When a qui tam case is dismissed, it’s not unusual for the defendant to seek an order requiring the whistleblower to reimburse its attorneys’ fees. What is unusual is for the defendant to seek an order requiring the whistleblower’s attorneys, rather than the whistleblower himself, to make the payment. But that’s what has happened in the now-notorious US ex rel. Leysock v. Forest Labs case.
On April 28 the court dismissed the qui tam case for failure to plead the alleged fraud with particularity as required by Fed. Rule of Civil Procedure 9(b). That was a complete reversal of the court’s earlier ruling on the same motion. Why the turn-around?

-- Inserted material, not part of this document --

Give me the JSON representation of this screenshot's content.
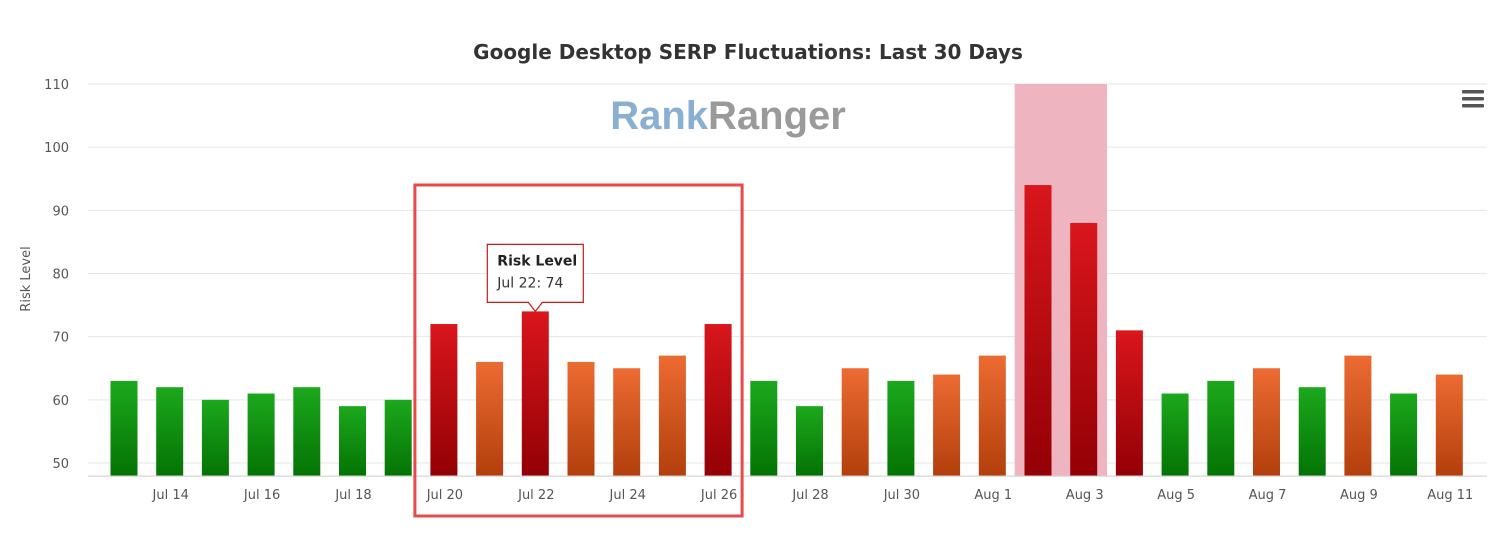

Because in the interim the court had discovered that the surprisingly detailed allegations in the complaint had been obtained through an “elaborate scheme of deceptive conduct” orchestrated by the whistleblower’s law firm.
The firm had hired a doctor to obtain confidential patient and treatment information from innocent doctors under the guise of conducting legitimate medical research. Then, despite assurances of confidentiality, the information—including physician names and patient information sufficient to identify them—was included in the second amended whistleblower complaint, which became public when the case was unsealed.
The court ruled that the law firm had violated the Mass. Rules of Professional Conduct and the rules of the District Court. As a sanction, it struck all the allegations gained from the fraud scheme and then found the remaining allegations insufficient to withstand the motion to dismiss.
That was on April 28. On May 12 Forest Labs moved for an order awarding it all its attorneys’ fees and costs, payable by the whistleblower’s law firm. How much money are we talking about? The motion put the sum at “more than six million dollars [italics and bold in original].”
The case is US ex rel. Leysock, No. 12-CV-11354, D. Mass., motion filed May 12, 2017).